Commentary

Privatization: The Real Way to Make American Infrastructure Great Again

When it comes to infrastructure, BlackRock’s CEO, Larry Fink, has it right. The head of the world’s largest asset management company, and a member of President Trump’s Strategy and Policy Forum, is beating the privatization drums. As Fink recently put it: “These [infrastructure] projects must deliver competitive returns and that will often require efficiencies that can only be achieved through private ownership.” Hopefully Fink delivered that message at yesterday’s Strategy and Policy Forum at the White House.

It’s as if Fink lifted a page from Adam Smith’s The Wealth of Nations (1776). In that classic, Smith wrote, “No two characters seem more inconsistent than those of trader and sovereign.” Smith argued that public ownership and administration were negligent and wasteful because public employees do not have a direct interest in the commercial outcome of their actions.
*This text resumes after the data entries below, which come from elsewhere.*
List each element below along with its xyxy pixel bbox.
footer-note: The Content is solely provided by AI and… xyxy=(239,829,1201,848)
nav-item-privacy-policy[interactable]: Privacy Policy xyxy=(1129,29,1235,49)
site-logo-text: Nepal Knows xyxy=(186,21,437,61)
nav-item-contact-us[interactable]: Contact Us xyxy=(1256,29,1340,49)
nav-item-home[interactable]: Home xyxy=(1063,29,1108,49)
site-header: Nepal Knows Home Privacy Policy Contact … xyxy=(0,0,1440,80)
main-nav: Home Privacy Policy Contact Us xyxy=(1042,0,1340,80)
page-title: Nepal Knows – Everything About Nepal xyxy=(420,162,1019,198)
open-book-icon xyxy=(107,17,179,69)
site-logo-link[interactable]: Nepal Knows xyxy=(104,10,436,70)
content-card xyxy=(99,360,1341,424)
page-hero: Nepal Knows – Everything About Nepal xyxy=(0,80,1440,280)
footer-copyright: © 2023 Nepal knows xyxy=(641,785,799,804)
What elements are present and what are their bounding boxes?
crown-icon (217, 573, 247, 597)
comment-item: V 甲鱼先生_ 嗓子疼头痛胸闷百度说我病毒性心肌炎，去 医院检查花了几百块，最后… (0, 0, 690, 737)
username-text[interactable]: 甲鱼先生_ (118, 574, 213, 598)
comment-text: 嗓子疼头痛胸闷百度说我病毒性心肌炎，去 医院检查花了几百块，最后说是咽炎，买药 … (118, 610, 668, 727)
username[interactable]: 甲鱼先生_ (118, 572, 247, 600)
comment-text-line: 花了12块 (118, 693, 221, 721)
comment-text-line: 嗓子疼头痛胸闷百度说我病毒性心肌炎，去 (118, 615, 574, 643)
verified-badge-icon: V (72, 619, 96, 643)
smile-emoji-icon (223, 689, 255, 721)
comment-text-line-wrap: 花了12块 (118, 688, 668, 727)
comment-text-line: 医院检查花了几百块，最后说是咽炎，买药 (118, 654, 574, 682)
Indeed, they have no skin in the game. To prove his point, Smith stressed that publicly-owned lands in Europe were only 25% as productive as comparable private lands.

Public infrastructure as a portion of GDP has drifted downward over the past half-century. President Trump wants to change that trend, or at least stabilize it.

Comparative cost analyses of private versus public provision of goods and services support Smith’s conclusion. Considerable evidence shows that the cost incurred in publicly providing a given quantity and quality of output is about twice as great as in private provision. This result occurs with such frequency that it has given rise to a rule-of-thumb: “The Bureaucratic Rule of Two.”

But, just how does one introduce and maintain competition in the infrastructure field? After all, for many infrastructure projects, a monopoly will often naturally emerge because a single firm can produce goods and services more cheaply than multiple firms. For example, multiple ports, airports, bridges, etc. at the same location are not economically viable.

To ensure that competition prevails, a system of competitive bidding for privately-owned infrastructure franchises, as first articulated by Edwin Chadwick in 1859 and as widely practiced in France today, is the way to go. Though competition within a market may be impossible, the benefits of competition for that market may be attainable.

So long as there is vigorous bidding for an infrastructure franchise, the best of both worlds — avoidance of redundant facilities together with competitive prices — can be had. Indeed, the key to the franchise-bidding approach for private infrastructure is the terms of the bidding. Instead of bidding in terms of a sum to be paid for the franchise, bidding should be in terms of the prices that the franchisee would charge and the services the franchise would provide the public. The franchise should be awarded to whichever bidder promises the best combination of price and quality to consumers.

To implement this system, the government need only create a buyers’ agency with a mandate both to conduct the auction and to devise the contracts for the construction, maintenance, or operation of the facilities.

Once the franchise is granted, enforcement of the contract can itself be privatized. An accounting firm, for example, could be retained to audit the franchisee and confirm that the terms of the contract have been observed.

To create additional incentives for franchisees to maintain and improve quality, contracts could require the franchisee to post a bond for the duration of the franchise. This bond would be forfeited to the contract enforcers if the franchisee is found to be in violation of the contract. It would serve essentially the same function as a “security deposit” on an apartment.

Once in place, the franchisee will have every incentive to aggressively control costs, adopt new technologies, etc., since every dollar of cost saved is an extra dollar of profit earned.

If the firm’s managers are not attentive to cost control, the firms’ profits would fall, share prices would decline, and the firm would become a ripe target for takeover.

As the chart below shows, public infrastructure as a portion of GDP has drifted downward over the past half-century. President Trump wants to change that trend, or at least stabilize it. Larry Fink has the right idea: privatize infrastructure. The trick will be to develop a “smart” infrastructure program.


Composition of Public Spending on Water and Transportation Infrastructure as a Share of GDP

Steve Hanke is a professor of applied economics at The Johns Hopkins University and a senior fellow at the Cato Institute.